-1

I have parent-child data in a CSV, and I need to convert the hierarchy to an XML file with Python. I've searched everywhere but most solutions involve JSON or JavaScript, and aren't directly relevant to my issue. If you know about an answer I missed, please link me!

Example CSV data:

species, species_code, group, group_code
mammals, 00, animals, 0,
bears, 01, mammals, 00
horses, 02, mammals,00,
cats, 03, mammals, 00,
polar bear, 011, bears, 01,
grizzly bear, 012, bears, 01,
palomino, 021, horses, 02,
bengal tiger, 031, cats, 03,
cougar, 032, cats, 03,
lynx, 033, cats, 03
canada_lynx, 0331, lynx, 033

This data should be transformed into an XML, with parent and child groups arranged like this:

  <group>
            animals
            <group_code> 0 </group_code>
            <species>
                mammals
                <species_code > 00 </species_code>
            </species >
        </group>
        <group>
            mammals
            <group_code > 00 </group_code>
            <species>
                bears
                <species_code> 01 </species_code>
            </species>
            <species>
                horses
                <species_code> 02 </species_code>
            </species>
            <species>
                cats
                <species_code> 03 </species_code>
            </species>
        </group>
        <group>
            bears
            <group_code > 01 </group_code>
            <species>
                polar_bear
                <species_code> 011 </species_code>
            </species>
            <species>
                grizzly bear
                <species_code> 012 </species_code>
            </species>  

The pattern should remain consistent for parent-child relationships within the dataset. Thank you so much for any help you can provide. I'm still pretty new at this and appreciate any new knowledge you can provide.

crimins
  • 1
  • 2
  • It's going to take some code on your part I fear on this. I'm not sure a direct transfer of data into this format exists. What have you tried? – roganjosh Oct 26 '17 at 22:14
  • @roganjosh: I tried to make a hierarchical index with Pandas, then write the strings to the necessary XML positions. I couldn't get it to work, but I'm not scared of a lot of code if it provides the right solution. I just don't know where to start. – crimins Oct 26 '17 at 22:18
  • 1
    I'm scared of a lot of code :) You should provide an ["MCVE"](https://stackoverflow.com/help/mcve) and show your own attempts to solve this issue. – roganjosh Oct 26 '17 at 22:21
  • One thing you should consider is data structures, not file formats. Consider, abstractly, what the data structure is of data that happens to be stored as CSV. You could treat it either as a list of rows or a list of columns. Next think about your hierarchical data structure (dictionaries come to mind) and how to transform from one to the other using simple built-in types in Python. The actual serialization formats (CSV, XML, JSON, etc. are largely irrelevant to your question (though some formats are better suited than others for some types of data structures). – Iguananaut Oct 26 '17 at 22:35
  • @roganjosh: Thanks, I will provide an MCVE when I get back into the office. Don't have the work stored on this machine. – crimins Oct 26 '17 at 22:45
  • @Iguananaut: Thanks for your comment. How would I convert the data to a dictionary? How to convert the dictionary to the output format? – crimins Oct 26 '17 at 22:45
  • That's for you to think about. – Iguananaut Oct 27 '17 at 11:56

1 Answers1

2

This provides the output you want with pandas, using the fact that you can iterate over the results of pandas.groupby(), which returns something like a list of (group, df[df['grouped_column'] == group]) tuples.
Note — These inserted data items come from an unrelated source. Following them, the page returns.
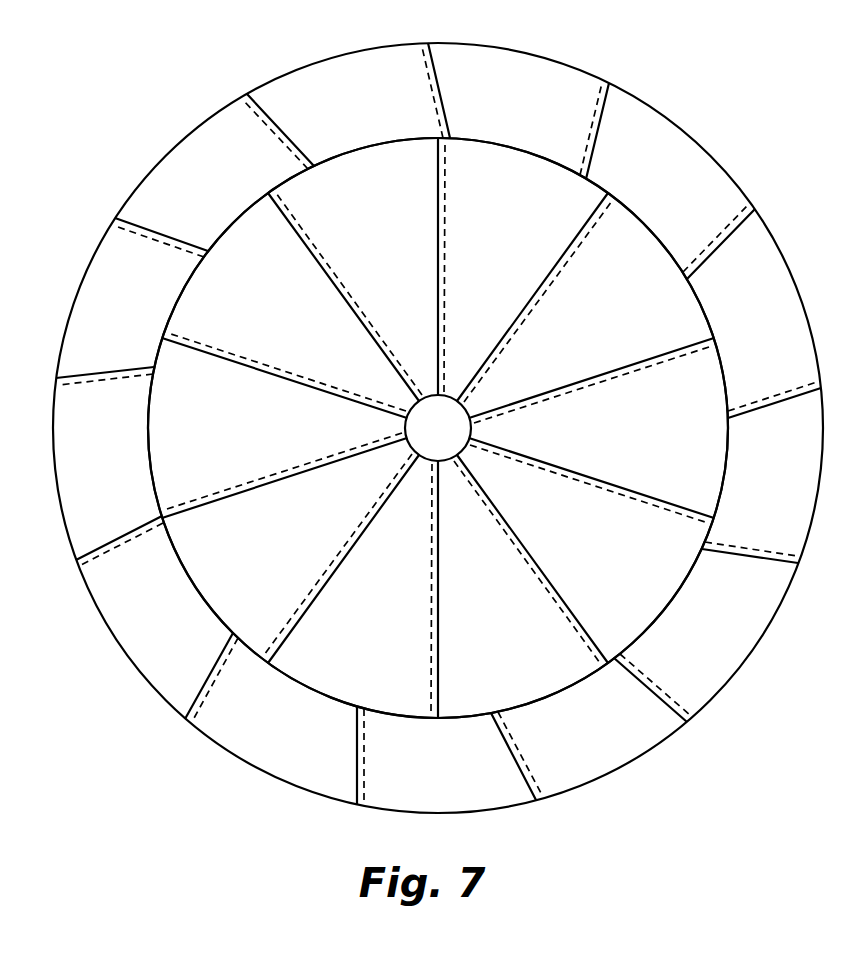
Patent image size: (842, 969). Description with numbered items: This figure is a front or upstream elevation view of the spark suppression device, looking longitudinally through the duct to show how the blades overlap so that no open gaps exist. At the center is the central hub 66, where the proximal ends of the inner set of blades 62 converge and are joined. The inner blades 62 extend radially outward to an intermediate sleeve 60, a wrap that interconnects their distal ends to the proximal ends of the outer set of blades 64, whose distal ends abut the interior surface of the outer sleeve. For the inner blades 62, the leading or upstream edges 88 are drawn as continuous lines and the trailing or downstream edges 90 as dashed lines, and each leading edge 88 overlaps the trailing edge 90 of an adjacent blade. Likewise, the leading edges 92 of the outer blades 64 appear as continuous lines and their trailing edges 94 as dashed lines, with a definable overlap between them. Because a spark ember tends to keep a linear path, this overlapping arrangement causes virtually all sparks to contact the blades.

The intermediate sleeve 60 is at (158, 355).
The inner vanes/blades 62 is at (338, 206).
The outer vanes/blades 64 is at (308, 141).
The central hub 66 is at (373, 383).
The leading edges 88 is at (437, 292).
The trailing edges 90 is at (382, 340).
The leading edges 92 is at (264, 112).
The trailing edges 94 is at (250, 108).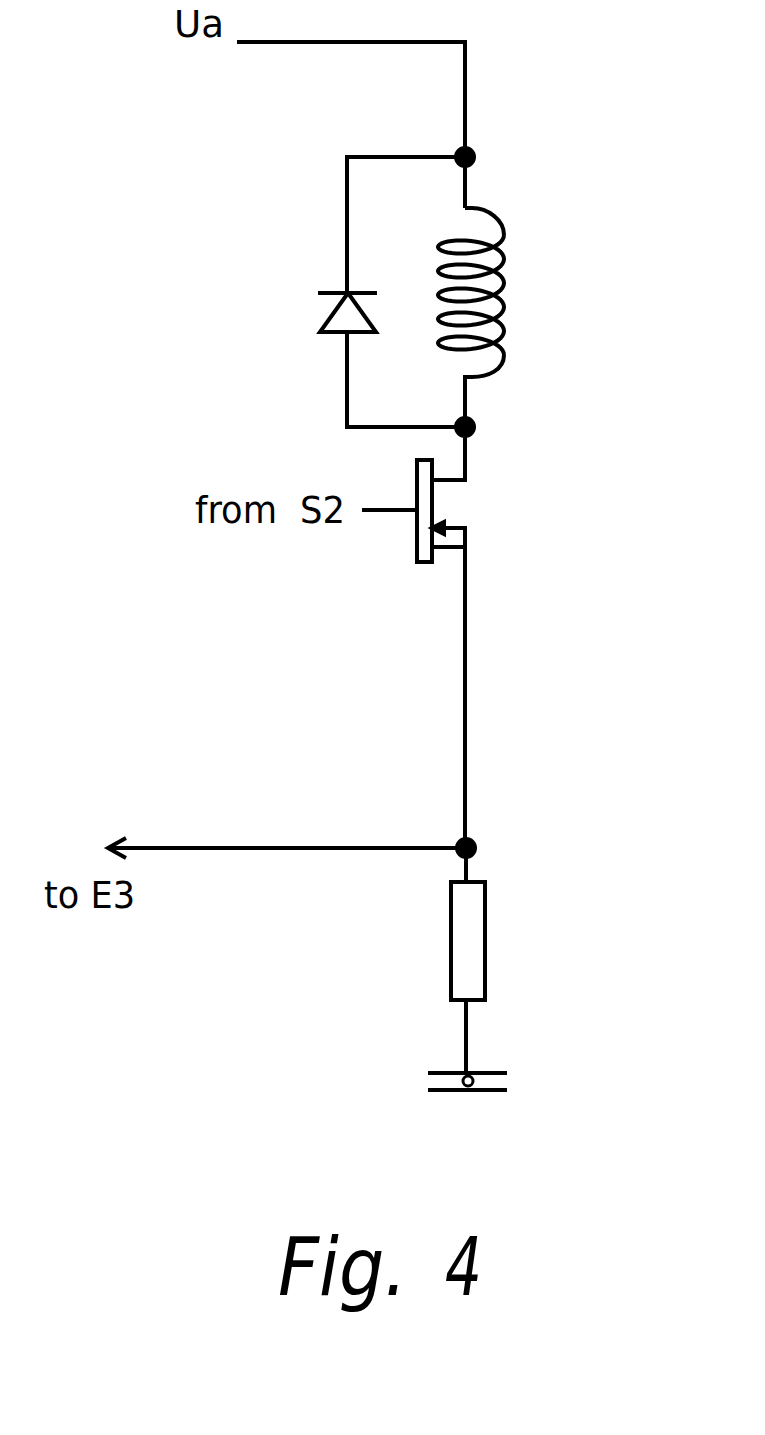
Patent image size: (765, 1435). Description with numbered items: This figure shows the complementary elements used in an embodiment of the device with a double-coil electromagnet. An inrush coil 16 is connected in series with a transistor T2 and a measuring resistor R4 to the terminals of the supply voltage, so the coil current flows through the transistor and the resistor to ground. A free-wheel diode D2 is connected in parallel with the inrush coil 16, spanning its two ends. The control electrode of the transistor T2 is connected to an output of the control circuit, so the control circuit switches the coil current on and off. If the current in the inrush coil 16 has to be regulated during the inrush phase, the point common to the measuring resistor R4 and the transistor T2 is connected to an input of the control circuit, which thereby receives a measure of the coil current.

The inrush coil 16 is at (487, 207).
The free-wheel diode D2 is at (311, 311).
The transistor T2 is at (447, 637).
The measuring resistor R4 is at (503, 960).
I also sort the results of groupby by group_code as string so it's lexicographically sorted, thus achieving the "hierarchy" you need according to your sample output (I'm not sure if this is needed, maybe you could simply sort the column as integers).

import pandas as pd
import io
import csv
from xml.etree.ElementTree import Element, SubElement, tostring, ElementTree

sample_csv = io.StringIO("""
species, species_code, group, group_code
mammals, 00, animals, 0
bears, 01, mammals, 00
horses, 02, mammals,00
cats, 03, mammals, 00
polar bear, 011, bears, 01
grizzly bear, 012, bears, 01
palomino, 021, horses, 02
bengal tiger, 031, cats, 03
cougar, 032, cats, 03
lynx, 033, cats, 03
canada_lynx, 0331, lynx, 033""")

df = pd.read_csv(sample_csv, dtype=str)
df.columns = [col.strip() for col in df.columns]
for col in df.columns:
    df[col] = df[col].str.strip()

groups = Element('groups')
xml_tree = ElementTree(groups)

for group_group_code, df in sorted(df.groupby(['group', 'group_code']), key=lambda grp: grp[0][1]):
    group, group_code = group_group_code
    xml_group = Element('group')
    xml_group.text = group.strip()
    xml_group_code = SubElement(xml_group, 'group_code')
    xml_group_code.text = group_code.strip()
    for row in df[['species', 'species_code']].itertuples():
        xml_species = SubElement(xml_group, 'species')
        xml_species.text = row.species
        xml_species_code = SubElement(xml_species, 'species_code')
        xml_species_code.text = row.species_code
    groups.append(xml_group)

print(b''.join(tostring(gr) for gr in groups))
xml_tree.write('groups_test.xml')

The print(...) line will print exactly what you asked in your question (at least structurally, without indentation and newlines), while the xml_tree.... line will create an xml file with all your groups, but wrapped in a <groups> root element. It still writes the file without any indentation/newlines though.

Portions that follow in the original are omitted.